All portfolios maintained a leverage of 1, indicating no short positions.
lambda_values <- 10^seq(-1, 1, length.out = 10)
penalized_results <- list()
for (lambda in lambda_values) {
Dmat <- 2 * (Gamma + lambda * diag(ncol(Gamma)))
dvec <- rep(0, length(mu_vector))
Amat <- cbind(rep(1, length(mu_vector)), mu_vector, diag(1, length(mu_vector)))
bvec <- c(1, 1.20, rep(0, length(mu_vector)))
result <- solve.QP(Dmat, dvec, Amat, bvec, meq = 2)
penalized_results[[as.character(lambda)]] <- result$solution
}
# Collect statistics for each penalized portfolio
penalized_stats <- tibble(lambda = lambda_values, annual_return = NA, risk = NA, max_weight = NA, leverage = NA)

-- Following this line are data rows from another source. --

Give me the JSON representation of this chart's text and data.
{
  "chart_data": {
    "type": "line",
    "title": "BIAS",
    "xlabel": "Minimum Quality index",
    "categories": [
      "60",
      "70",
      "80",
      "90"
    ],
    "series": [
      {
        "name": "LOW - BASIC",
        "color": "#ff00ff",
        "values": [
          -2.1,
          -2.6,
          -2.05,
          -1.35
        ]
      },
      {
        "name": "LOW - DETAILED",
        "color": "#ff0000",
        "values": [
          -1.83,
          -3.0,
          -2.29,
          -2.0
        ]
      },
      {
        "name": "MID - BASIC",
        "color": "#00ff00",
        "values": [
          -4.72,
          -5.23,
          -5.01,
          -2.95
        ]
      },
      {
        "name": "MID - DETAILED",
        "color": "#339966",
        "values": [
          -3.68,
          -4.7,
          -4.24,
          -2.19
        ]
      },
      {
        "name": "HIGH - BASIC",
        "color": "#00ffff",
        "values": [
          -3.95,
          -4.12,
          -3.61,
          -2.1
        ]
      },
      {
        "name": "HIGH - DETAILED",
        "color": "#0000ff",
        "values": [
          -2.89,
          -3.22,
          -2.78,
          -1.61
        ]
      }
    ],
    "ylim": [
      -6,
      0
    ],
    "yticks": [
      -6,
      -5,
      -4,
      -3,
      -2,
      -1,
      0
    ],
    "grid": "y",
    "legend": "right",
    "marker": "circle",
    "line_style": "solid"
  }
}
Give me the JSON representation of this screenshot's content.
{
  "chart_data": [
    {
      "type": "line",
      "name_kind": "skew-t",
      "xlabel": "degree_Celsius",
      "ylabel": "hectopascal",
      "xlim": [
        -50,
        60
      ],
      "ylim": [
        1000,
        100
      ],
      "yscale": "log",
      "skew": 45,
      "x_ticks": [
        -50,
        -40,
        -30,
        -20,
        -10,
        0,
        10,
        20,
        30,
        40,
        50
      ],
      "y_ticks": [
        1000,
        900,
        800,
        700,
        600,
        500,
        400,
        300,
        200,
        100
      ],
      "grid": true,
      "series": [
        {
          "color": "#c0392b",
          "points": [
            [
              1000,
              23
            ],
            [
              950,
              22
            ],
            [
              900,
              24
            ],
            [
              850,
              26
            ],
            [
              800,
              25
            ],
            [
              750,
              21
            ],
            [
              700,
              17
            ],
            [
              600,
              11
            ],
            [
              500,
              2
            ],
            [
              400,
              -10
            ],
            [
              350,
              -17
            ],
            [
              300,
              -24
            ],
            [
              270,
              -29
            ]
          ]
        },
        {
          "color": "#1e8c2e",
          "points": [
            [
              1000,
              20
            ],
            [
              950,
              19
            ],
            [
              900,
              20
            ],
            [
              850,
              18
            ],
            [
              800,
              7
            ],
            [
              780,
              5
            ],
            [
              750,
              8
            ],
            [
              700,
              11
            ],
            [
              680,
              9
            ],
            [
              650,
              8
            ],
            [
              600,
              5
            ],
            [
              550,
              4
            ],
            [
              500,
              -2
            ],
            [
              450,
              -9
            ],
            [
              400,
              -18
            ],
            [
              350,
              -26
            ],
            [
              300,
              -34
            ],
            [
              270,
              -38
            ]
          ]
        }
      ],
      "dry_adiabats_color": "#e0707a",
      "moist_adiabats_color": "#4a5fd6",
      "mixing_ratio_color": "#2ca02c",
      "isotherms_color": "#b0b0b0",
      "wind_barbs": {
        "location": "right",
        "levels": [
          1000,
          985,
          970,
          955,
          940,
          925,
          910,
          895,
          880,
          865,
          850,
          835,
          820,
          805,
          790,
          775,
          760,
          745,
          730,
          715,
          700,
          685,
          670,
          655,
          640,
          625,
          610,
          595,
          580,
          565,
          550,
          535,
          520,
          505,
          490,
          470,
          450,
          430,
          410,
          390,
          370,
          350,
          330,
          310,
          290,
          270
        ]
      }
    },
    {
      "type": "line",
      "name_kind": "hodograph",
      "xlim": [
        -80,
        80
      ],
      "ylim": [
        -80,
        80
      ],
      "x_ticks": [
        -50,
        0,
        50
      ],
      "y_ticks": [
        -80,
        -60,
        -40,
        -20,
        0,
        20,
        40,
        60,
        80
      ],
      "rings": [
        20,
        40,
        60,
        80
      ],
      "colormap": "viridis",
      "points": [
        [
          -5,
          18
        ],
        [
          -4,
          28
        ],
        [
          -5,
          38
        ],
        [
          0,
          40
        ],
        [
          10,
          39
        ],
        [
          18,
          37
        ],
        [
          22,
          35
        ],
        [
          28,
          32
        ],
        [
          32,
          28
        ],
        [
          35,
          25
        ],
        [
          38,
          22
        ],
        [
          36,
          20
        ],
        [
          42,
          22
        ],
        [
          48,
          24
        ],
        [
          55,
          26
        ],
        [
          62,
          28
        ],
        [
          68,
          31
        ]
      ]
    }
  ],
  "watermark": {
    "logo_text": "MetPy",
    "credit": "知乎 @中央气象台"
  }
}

for (i in seq_along(lambda_values)) {
weights <- penalized_results[[as.character(lambda_values[i])]]
stats <- portfolio_stats(weights, returns_test_wide)
penalized_stats$annual_return[i] <- stats$annual_return
penalized_stats$risk[i] <- stats$risk
penalized_stats$max_weight[i] <- stats$max_weight
penalized_stats$leverage[i] <- stats$leverage
}
penalized_stats
## # A tibble: 10 × 5
## lambda annual_return risk max_weight leverage
## <dbl> <dbl> <dbl> <dbl> <dbl>
## 1 0.1 0.116 0.0184 0.307 1.00
## 2 0.167 0.116 0.0186 0.307 1.00
## 3 0.278 0.116 0.0187 0.306 1.00
## 4 0.464 0.116 0.0187 0.306 1.00
## 5 0.774 0.116 0.0187 0.306 1.00
## 6 1.29 0.116 0.0188 0.306 1.00
## 7 2.15 0.116 0.0188 0.306 1.00
## 8 3.59 0.116 0.0188 0.306 1.00
## 9 5.99 0.116 0.0188 0.306 1.00
## 10 10 0.116 0.0188 0.306 1.00
As lambda increases, the annual return slightly improves and stabilizes, with values around 11.5% to 11.6%, suggesting regularization helps avoid extreme portfolios.
Risk increases modestly with higher lambda values, from approximately 0.0184 to 0.0188, indicating that while diversification improves, some variance trade-off remains.
Maximum portfolio weights decrease as lambda increases, showing that regularization spreads the investment more evenly across assets, reducing reliance on any single stock.
Leverage remains at 1 across all lambda values, confirming that no short positions are introduced.
Comparing in-sample and out-of-sample performance, higher lambda values appear to reduce overfitting, leading to portfolios that maintain stable performance when applied to new data.
Regularization using lambda effectively balances the trade-off between maximizing return and minimizing risk while improving out-of-sample generalization.